Electrical – Part Identification: Electret Mic

identificationmicrophone

I'm currently trying to reverse engineer a remote in my headphones (one of these three button things). The remote seems to work fine, but the mic is intermittent – at times it will work perfectly, at other times it will go completely silent.

In order to proceed further in trying to figure out what the mystery IC is doing, I need to figure out what microphone is being used so that I can identify the connections. All I know is it's an SMD mic with all pads underneath the chip so I can't trace them easily.

Mic Photo

Above is a photo of the microphone (apologies for the poor quality, I'll try for a better one later). I'm pretty sure that it must be an electret one as there are no inductors/filters anywhere that could otherwise create a supply for a MEMS microphone given that the whole controller is powered via a bias resistor embedded in the phone. (*)

The markings are as follows:

  • Top Line: 1005
  • Bottom Line: 7406 (I think. Might be 74C6)

The overall dimensions are roughly 4mm x 2.4mm x 1.1mm give or take. The black dot is the microphone membrane itself (so entry is on top).

The output of the mic is analogue not digital and seems to be on the order of a few millivolts.

A cursory Google search returned nothing, so I'm opening the floor for suggestions.

Again, the aim of this question is simply to identify the part.


(*) This is for an Android phone typically a 2.2V ish supply with a 2.2k or 5k series resistor (depends on which spec you read).


For those that want some background:

In terms of an overall picture of the circuit, as I say it's a 3-button remote in a set of headphones for controlling a mobile phone. The remote is supposedly both for Android and iPhone, but doesn't behave correctly. Initially on connection the mic works fine, but as soon as any button is pressed the mic will subsequently go silent until the whole thing is disconnected for a while.

My best guess at this is that my phone is an edge case that doesn't work properly with the way they have designed the controls – iPhones and Android use different signalling schemes so they seem to have some extra circuitry involved to switch between them. I am trying to work out the various connections so that I can start modifications to suit the Android spec.
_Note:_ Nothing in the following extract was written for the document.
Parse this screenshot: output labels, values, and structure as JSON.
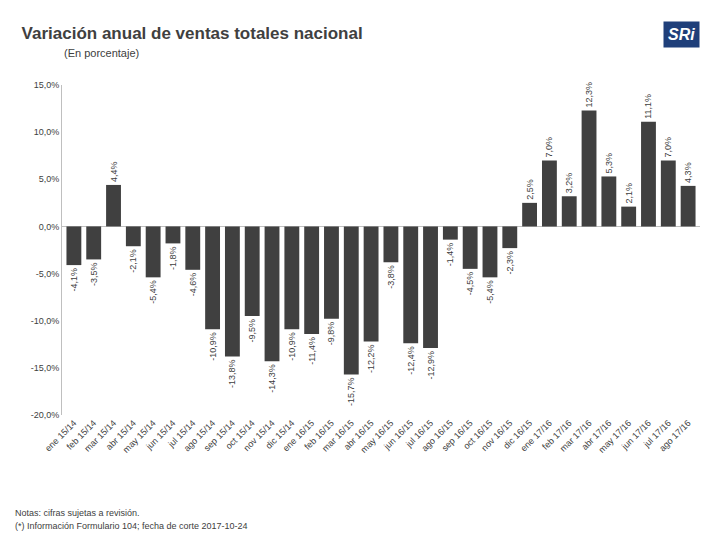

Below is the schematic that I have thus far deduced. Again it is not possible to complete because I cannot physically see or measure what connections are beneath the microphone. In the schematic in the red box I've drawn the routing to match the physical layout as pictured in the photo.

Schematic of board

Of interesting note the voltage at the input is never more than 1.4V. When it is working correctly (i.e. mic can be heard) the voltage is about 1.06V. When the mic can't be heard it has jumped to 1.4V.

Pin 3 of the unknown 6-pin IC is sitting at 1.4V when the mic is not working. When it is working this voltage drops to near 0V. Beyond that it is hard to get an idea of what is going on from the voltages as the rest of the pins seem to be roughly the supply voltage with the exception of pin 1 which is sometimes 0 and other times floats up to 0.4V ish.

The voltage at the phone input when buttons are pressed are as expected – roughly 300mV for VOL-, 150mV for VOL+ and 0V for CNTRL. From what I can assume the unknown IC is probably some form of multiplexer, but there is no information marked on the chip.

But to be honest the aim is to simply identify the connections to the microphone after which I am planning to remove the mystery IC entirely and find a way to wire in the mic correctly.

Best Answer

Never mind.

Simply removed the mystery IC and shorted pins 2 and 3 of it to ground (the mic was working previously when pin 3 was 0V). As if by magic everything works.

I'm going to leave this as an unaccepted answer because it doesn't answer the main part of the original question which was to identify the microphone.